MR. JUSTICE CLARK, with whom MR. JUSTICE HARLAN and MR. JUSTICE
STEWART join, dissenting.
The Court
sua sponte summarily vacates this judgment
affirming the denial of a § 2255 application and remands the matter
for a hearing, treating the case as one involving a motion for a
new trial on the ground of newly discovered evidence. I
characterize the application below, titled a "Motion for Reversal
of Verdict and Dismissal of Sentence," as one under 28 U.S.C. §
2255 not only because of its wording, but also because the
petitioner, the Government, the trial court, and the Court of
Appeals (including the dissenting judge) so styled it. Although
petitioner, in the alternative, contends that the wording of this
application could serve as "notice of appeal," he never suggests it
should be treated as a motion for a new trial. If petitioner had
intended the application in question to serve as a motion for a new
trial, he would have so labeled it, as he did the motion filed four
days after the verdict. The Court, despite this treatment by all
the parties and judges below, tags the application as a motion for
a new trial on the ground of newly discovered evidence in order to
escape the limitations of § 2255. I cannot give this pleading such
a twist, but, even if I could, I would have to find the allegations
insufficient to meet the requirements of Rule 33, which governs
motions for new trials.
The newly discovered evidence consists of an affidavit by Police
Captain Brown which merely corroborates the testimony of petitioner
and another witness. It appears that, during the investigation of
the robbery in question, the petitioner and one Adcock were placed
in a police line-up supervised by Police Captain Brown. From
this
Page 368 U. S. 441
line-up, Ellis, one of the victims, identified Adcock as the
robber. On trial, Ellis testified that his identification was not
positive, and that he only picked Adcock as one who resembled the
robber. Both Adcock and petitioner, however, testified that Ellis
had positively identified Adcock in the line-up. There is no
contention or showing that the Government knew that Ellis'
testimony was false. Brown's affidavit was obtained while the case
was pending in the Court of Appeals.
The affidavit, of course, was not newly discovered evidence.

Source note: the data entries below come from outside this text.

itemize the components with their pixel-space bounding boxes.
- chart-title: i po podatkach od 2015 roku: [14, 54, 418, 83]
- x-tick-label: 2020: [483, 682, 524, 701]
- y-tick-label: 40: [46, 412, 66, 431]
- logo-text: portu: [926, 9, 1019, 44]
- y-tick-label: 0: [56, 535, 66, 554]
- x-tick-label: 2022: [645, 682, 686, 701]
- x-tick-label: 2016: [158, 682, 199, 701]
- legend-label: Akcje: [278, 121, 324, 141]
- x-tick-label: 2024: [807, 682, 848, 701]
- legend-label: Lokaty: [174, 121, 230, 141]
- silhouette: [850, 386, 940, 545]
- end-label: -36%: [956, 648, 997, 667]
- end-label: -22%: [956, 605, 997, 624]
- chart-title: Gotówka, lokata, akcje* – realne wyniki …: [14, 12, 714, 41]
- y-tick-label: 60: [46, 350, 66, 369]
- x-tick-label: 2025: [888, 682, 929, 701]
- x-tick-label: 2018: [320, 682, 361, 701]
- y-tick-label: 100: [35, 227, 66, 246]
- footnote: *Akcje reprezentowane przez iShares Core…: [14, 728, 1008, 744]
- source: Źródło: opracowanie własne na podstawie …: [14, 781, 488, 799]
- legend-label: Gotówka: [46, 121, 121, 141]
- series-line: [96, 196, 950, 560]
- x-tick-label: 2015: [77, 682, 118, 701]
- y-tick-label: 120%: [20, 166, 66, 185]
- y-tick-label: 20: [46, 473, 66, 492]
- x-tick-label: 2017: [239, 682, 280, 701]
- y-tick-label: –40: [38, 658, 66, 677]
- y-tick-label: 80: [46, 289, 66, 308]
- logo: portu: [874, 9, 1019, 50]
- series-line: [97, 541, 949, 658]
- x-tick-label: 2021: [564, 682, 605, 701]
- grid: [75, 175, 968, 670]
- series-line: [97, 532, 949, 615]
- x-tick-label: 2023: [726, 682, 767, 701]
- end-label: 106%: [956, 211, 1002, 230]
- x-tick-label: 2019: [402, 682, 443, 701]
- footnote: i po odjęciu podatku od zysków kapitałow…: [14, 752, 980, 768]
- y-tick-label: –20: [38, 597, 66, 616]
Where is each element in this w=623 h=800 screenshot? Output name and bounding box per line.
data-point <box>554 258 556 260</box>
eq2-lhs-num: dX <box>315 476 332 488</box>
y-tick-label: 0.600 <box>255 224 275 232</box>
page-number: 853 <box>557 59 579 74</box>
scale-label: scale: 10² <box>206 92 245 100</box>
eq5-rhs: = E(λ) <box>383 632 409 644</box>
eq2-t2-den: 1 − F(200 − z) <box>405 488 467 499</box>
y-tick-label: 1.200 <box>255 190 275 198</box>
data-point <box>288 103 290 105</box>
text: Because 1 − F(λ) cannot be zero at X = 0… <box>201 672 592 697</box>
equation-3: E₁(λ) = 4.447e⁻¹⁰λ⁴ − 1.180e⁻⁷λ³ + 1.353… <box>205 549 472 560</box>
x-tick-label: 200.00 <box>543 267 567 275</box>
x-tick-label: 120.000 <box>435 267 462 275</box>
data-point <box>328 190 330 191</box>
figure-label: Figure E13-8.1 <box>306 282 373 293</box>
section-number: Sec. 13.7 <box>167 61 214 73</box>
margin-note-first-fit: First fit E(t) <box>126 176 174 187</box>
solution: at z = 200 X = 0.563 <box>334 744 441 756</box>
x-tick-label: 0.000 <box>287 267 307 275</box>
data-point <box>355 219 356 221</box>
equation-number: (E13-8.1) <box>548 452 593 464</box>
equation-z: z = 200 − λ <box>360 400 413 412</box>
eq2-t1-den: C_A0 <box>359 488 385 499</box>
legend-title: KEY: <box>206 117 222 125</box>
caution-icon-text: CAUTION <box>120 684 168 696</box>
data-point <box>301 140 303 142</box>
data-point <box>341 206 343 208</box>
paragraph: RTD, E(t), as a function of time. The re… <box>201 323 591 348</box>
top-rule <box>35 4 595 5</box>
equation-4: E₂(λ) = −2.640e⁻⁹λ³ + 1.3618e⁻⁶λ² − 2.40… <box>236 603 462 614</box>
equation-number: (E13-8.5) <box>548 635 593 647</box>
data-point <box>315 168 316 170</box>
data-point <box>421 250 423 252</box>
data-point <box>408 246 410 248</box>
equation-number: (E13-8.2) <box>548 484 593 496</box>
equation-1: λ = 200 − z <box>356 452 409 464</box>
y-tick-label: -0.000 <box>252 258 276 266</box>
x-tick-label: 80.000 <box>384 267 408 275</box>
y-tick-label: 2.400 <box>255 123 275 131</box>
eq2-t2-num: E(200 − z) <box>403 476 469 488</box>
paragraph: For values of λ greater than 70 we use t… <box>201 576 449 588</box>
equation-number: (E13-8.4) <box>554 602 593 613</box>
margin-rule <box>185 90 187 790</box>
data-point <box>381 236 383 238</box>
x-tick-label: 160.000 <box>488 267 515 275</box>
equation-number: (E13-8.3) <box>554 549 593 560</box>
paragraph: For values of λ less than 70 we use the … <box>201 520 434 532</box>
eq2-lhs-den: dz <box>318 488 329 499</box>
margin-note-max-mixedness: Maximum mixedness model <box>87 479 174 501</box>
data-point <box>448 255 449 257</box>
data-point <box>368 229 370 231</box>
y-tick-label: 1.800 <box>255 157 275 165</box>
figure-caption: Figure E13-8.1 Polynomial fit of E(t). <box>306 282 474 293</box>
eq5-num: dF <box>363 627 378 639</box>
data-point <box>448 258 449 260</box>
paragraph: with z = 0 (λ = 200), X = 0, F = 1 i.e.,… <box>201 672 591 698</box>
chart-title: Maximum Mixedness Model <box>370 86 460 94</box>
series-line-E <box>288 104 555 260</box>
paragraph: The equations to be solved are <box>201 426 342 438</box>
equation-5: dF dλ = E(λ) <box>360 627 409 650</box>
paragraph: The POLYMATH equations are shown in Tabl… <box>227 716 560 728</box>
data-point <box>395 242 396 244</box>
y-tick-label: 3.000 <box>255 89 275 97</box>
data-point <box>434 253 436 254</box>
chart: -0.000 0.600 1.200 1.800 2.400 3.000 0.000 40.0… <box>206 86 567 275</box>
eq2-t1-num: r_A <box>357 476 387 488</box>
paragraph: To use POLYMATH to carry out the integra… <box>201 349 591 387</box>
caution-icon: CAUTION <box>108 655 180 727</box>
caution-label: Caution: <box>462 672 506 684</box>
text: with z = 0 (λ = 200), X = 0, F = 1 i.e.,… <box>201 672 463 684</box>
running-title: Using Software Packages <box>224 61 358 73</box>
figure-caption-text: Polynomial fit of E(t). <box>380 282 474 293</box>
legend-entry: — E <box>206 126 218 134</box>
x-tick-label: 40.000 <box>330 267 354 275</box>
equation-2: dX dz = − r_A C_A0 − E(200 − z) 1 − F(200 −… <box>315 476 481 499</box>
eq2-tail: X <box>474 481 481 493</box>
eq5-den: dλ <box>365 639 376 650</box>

Both Adcock and the petitioner were in the line-up, and both knew
that Police Captain Brown was likewise present and saw and heard
Ellis' identification. In such a situation, petitioner's motion for
a new trial would be untimely, because Rule 33, Fed.Rules
Crim.Proc., permits such a motion to be made more than five days
after a verdict of guilty only in the case of newly discovered
evidence. However, even if the facts in the affidavit were newly
discovered, it would still not be sufficient under Rule 33. As was
said in
Mesarosh v. United States, 352 U. S.
1,
352 U. S. 9,
"new evidence which is 'merely cumulative or impeaching' is not,
according to the often-repeated statement of the courts, an
adequate basis for the grant of a new trial. [Citing cases.]"
On the other hand, if the Court treats the application as one
under § 2255, it is insufficient. Under that section, the
application would be a collateral attack on the conviction. In such
a case, it is essential for the moving party to establish not only
that perjury existed, but also that the prosecution used the
testimony knowingly and willfully to obtain a conviction.
E.g.,
Griffin v. United States, 103 U.S.App.D.C. 317, 258 F.2d 411
(1958);
Tilghman v. Hunter, 167 F.2d 661 (C.A.10th Cir.
1948).
Page 368 U. S. 442
This longstanding limitation was not erased by
Mesarosh v.
United States, supra, which involved a direct attack on the
conviction, rather than a collateral attack.
I regret that the Court, in an effort to avoid the requirements
of § 2255, treats an application thereunder as a motion for a new
trial. In my view, this is a new approach to § 2255 cases. It
extends that section far beyond its intended scope, and can only
plague us in future cases. I therefore dissent.